Lecture des livres dont vous êtes le héros
28 Janvier 2017
Ulrich marche dans la nuit à bon pas, dans votre état actuel, il est fatiguant de le suivre. Votre souffle haletant forme, dans l'air glacial, un petit nuage devant votre visage. Ulrich ne montre aucun signe de ralentissement, le fardeau de votre blessure vous est insupportable. Mais vous continuez, courant quelque fois pour ne pas vous faire distancer par le bûcheron qui accélère le pas dans la forêt dense, vous amenant toujours plus profondément dans ce domaine sombre. Vous voyagez ainsi pendant presque une heure, lorsque vous arrivez en vue d'une maisonnette en pierre au toit couvert de chaume. Sans la moindre pause, Ulrich se dirige vers la porte de chêne massif bardée de fer. Il cogne dessus avec le plat de sa hache. Le son de pas étouffés provenant de la maisonnette et se dirigeant vers la porte vous parvient, puis une voix cassée et irritée dit « Qui est là ? Et que voulez-vous ? »
« Grand-Mère ! » appelle le bûcheron. « C'est Ulrich avec un ami qui a besoin de ton aide ». Une petite trappe située au milieu de la porte s'ouvre et deux yeux rongés par la cataracte apparaissent, puis la trappe se referme subitement. Vous entendez le son de mécanismes et de verrous qui se débloquent, puis la porte s'ouvre. Une personne voûtée vous accueille à l'intérieur avant de refermer aussi sec la porte et de tourner à nouveaux verrous et barres métalliques. Drapée dans un châle de laine, la vieille femme vous regarde suspicieusement de la tête aux pieds. Son nez et son menton sont crochus, elle ressemble en tout point à une sorcière, des talismans en argent sont accrochés à une chaîne qui pend à son cou. « Alors, c'est vous qui avez besoin de mon aide, n'est-ce pas ? » dit Grand-Mère Zekova. Dans un état de stress complet, vous écoutez Ulrich raconter à la vieille femme le destin qui vous a marqué. Elle écoute le bûcheron avec un désintérêt notoire. Quand celui-ci a terminé, elle se tourne vers vous. Sans dire mot, elle commence à vous toucher et vous étudier, regardant vos yeux et tentant de faire sortir votre langue. Elle examine également la morsure du loup sur votre épaule.
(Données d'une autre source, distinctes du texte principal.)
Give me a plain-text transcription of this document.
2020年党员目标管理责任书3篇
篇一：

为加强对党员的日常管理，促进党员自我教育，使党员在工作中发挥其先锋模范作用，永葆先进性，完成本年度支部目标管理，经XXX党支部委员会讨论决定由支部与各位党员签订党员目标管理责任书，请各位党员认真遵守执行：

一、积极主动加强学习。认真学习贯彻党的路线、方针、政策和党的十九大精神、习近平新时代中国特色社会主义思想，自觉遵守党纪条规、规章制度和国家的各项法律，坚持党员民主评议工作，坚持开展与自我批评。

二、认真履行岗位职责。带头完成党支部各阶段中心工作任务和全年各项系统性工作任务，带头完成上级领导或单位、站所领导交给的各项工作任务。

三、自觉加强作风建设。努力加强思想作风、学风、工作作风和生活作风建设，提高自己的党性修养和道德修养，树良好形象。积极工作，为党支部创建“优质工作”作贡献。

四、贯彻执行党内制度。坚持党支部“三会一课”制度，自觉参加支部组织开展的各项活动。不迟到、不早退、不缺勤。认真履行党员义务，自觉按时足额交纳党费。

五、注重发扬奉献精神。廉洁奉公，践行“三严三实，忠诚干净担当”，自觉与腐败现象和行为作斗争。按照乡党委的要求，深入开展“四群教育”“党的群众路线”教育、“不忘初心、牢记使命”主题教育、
« La lycanthropie est effectivement une malédiction terrible et dégénérante » dit-elle finalement, « mais vous êtes chanceux d'avoir rencontré le bon Ulrich, qui a eu la clairvoyance de vous amener à moi. Je peux vous aider, mais je ne pourrai pas vous guérir. La maladie n'est pas J un stade avancé et si nous agissons vite nous pourrons stopper les effets de la salive empoisonnée du Loup-Garou. Je peux préparer une potion à base de belladone, qui vous aidera, mais avec votre accord je voudrai d'abord pratiquer une saignée, la concoction aurait ainsi un effet plus rapide et efficace. »
Allez-vous laisser la vieille femme vous faire une saignée avant de vous administrer la potion
ou allez-vous refuser et simplement lui demander de préparer la potion de belladone ?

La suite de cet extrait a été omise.